Here we choose the popular KS test:
Lil <- mvn(col, univariateTest = 'Lillie')
Lil$Descriptives
## n Mean Std.Dev Median Min Max
## Academic 42 4.1690476 0.46721181 4.150 3.30 4.90
## Grad_rate 42 0.8361905 0.08883947 0.845 0.66 0.96
## SAT_P25 42 1230.9761905 103.29934906 1245.000 1000.00 1420.00
## SAT_P75 42 1423.8095238 89.38686489 1420.000 1230.00 1580.00
## HS_P10 42 0.7811905 0.16300834 0.830 0.37 1.00
## Accept_rate 42 0.4009524 0.18537779 0.385 0.12 0.79
## 25th 75th Skew Kurtosis
## Academic 3.8000 4.6000 0.01057444 -1.3068589
## Grad_rate 0.7725 0.9175 -0.44068064 -1.1407772
## SAT_P25 1170.0000 1290.0000 -0.32704835 -0.5237529
## SAT_P75 1355.0000 1487.5000 -0.18436202 -0.8640461
## HS_P10 0.6900 0.9000 -0.75691767 -0.4339846
## Accept_rate 0.2500 0.5475 0.28337625 -0.9868371
The KS tests show strong evidence of “non-normality” for the two variables “Grad_rate” and “HS_P10”. One way to deal with this problem is transform these two variables so as to make them become “normal” (e.g. a box-cox transformation may succeed). However, if this does not work, you may think about “removing some non- normal variables” and perform the multivariate normal test again. One should always keep in mind, by removing one variable we lose the “whole column of data information” (in this case, 33.3% of data information). “whole column of data information” (in this case, 33.3% of data information). Therefore, the tradeoff between “model assumption” and “completeness of data information” needs to be seriously taken into account.

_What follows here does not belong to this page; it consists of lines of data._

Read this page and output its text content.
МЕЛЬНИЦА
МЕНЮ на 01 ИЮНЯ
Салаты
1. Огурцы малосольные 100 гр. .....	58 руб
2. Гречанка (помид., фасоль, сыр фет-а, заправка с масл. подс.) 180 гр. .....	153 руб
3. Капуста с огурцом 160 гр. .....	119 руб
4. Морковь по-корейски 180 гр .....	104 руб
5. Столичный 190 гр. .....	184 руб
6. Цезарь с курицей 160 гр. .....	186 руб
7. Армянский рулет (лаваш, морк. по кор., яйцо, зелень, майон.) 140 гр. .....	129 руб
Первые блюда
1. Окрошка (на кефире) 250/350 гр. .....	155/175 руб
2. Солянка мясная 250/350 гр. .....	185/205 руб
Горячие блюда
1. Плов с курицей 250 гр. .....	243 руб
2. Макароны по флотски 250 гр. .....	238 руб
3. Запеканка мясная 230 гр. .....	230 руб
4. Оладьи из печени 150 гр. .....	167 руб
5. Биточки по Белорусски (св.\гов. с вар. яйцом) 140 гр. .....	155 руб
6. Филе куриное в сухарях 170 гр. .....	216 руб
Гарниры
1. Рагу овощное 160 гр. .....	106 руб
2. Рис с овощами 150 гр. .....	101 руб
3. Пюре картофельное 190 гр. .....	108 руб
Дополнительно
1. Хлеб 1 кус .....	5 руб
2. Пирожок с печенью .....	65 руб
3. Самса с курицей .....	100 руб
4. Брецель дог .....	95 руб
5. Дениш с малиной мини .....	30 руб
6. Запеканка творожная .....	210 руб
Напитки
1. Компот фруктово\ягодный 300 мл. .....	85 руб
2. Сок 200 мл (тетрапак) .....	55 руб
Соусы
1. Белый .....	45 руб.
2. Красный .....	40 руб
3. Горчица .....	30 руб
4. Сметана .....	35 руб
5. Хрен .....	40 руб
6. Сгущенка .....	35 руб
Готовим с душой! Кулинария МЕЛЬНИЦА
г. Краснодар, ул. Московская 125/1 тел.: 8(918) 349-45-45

In this case, we proceed the analysis by removing 14 outliers identified earlier since the new data have already past the multivariate normal test. Note that the default package “stats” does not provide the likelihood ratio test for the significance of eigenvalues (or canonical correlations). Here we need to install the package “CCP”:
library(CCP)
The following command provides “Rao’s Approximate F-test” for testing the significance of canonical correlations. Note that SAS reports the same output, which is almost the same as the chi- squared test.

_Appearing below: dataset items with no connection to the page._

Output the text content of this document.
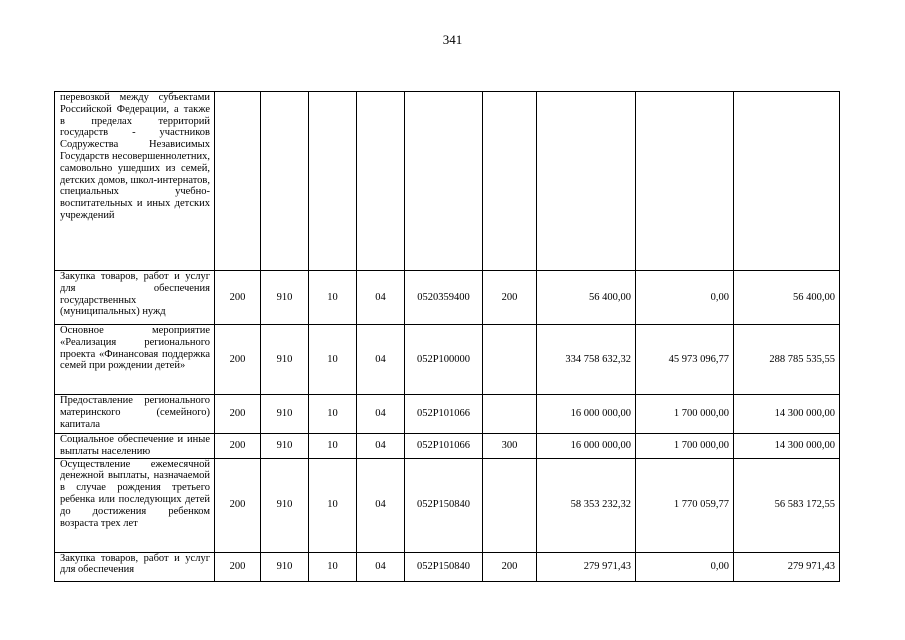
341
перевозкой между субъектами Российской Федерации, а также в пределах территорий государств - участников Содружества Независимых Государств несовершеннолетних, самовольно ушедших из семей, детских домов, школ-интернатов, специальных учебно-воспитательных и иных детских учреждений									
Закупка товаров, работ и услуг для обеспечения государственных (муниципальных) нужд	200	910	10	04	0520359400	200	56 400,00	0,00	56 400,00
Основное мероприятие «Реализация регионального проекта «Финансовая поддержка семей при рождении детей»	200	910	10	04	052P100000		334 758 632,32	45 973 096,77	288 785 535,55
Предоставление регионального материнского (семейного) капитала	200	910	10	04	052P101066		16 000 000,00	1 700 000,00	14 300 000,00
Социальное обеспечение и иные выплаты населению	200	910	10	04	052P101066	300	16 000 000,00	1 700 000,00	14 300 000,00
Осуществление ежемесячной денежной выплаты, назначаемой в случае рождения третьего ребенка или последующих детей до достижения ребенком возраста трех лет	200	910	10	04	052P150840		58 353 232,32	1 770 059,77	56 583 172,55
Закупка товаров, работ и услуг для обеспечения	200	910	10	04	052P150840	200	279 971,43	0,00	279 971,43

newx<-cbind(newcol[,1], newcol[,2], newcol[,6])
newy<-cbind(newcol[,3], newcol[,4], newcol[,5])
newcxy<-cancor(scale(newx, scale=T, center=T),scale(newy, scale=T, center=T))
rho<-newcxy$cor
p.asym(rho,28,3,3,tstat="Wilks")
## Wilks' Lambda, using F-approximation (Rao's F):
## stat approx df1 df2 p.value
## 1 to 3: 0.02265883 22.314909 9 53.69282 3.774758e-15
## 2 to 3: 0.48470754 5.018019 4 46.00000 1.929350e-03
## 3 to 3: 0.99555919 0.107055 1 24.00000 7.463590e-01
If the significance level is chosen to be 5%, then the first two canonical correlations are significant. Check out the result again:
newcxy
## $cor
## [1] 0.97634654 0.71633118 0.06663944
##
## $xcoef
## [,1] [,2] [,3]
## [1,] -0.07542668 0.21667817 0.09637717
## [2,] -0.08301614 -0.22577702 0.24275370
## [3,] 0.05916659 -0.02854145 0.33801594
##
## $ycoef
## [,1] [,2] [,3]
## [1,] 0.1404316 -0.6790589 -0.6334100
## [2,] -0.1706895 0.8781599 0.3215675
## [3,] -0.1628499 -0.2073210 0.2585776
##
## $xcenter
## [1] -7.657565e-16 4.658972e-17 -1.028443e-16
##
## $ycenter
## [1] -1.309221e-15 1.420491e-15 4.308310e-16
Let us visualize the result in the first canonical variate space:
xx<-scale(newx,scale=T,center=T)
yy<-scale(newy,scale=T,center=T)
scorex<-xx%*%newcxy$xcoef[,1]
scorey<-yy%*%newcxy$ycoef[,1]
plot(scorex,scorey,type="n")
text(scorex,scorey,row.names(newcol),cex=.6)
The above plot shows strong linear correlation (0.934) between the first two canonical variates. Question: How do you interpret the result?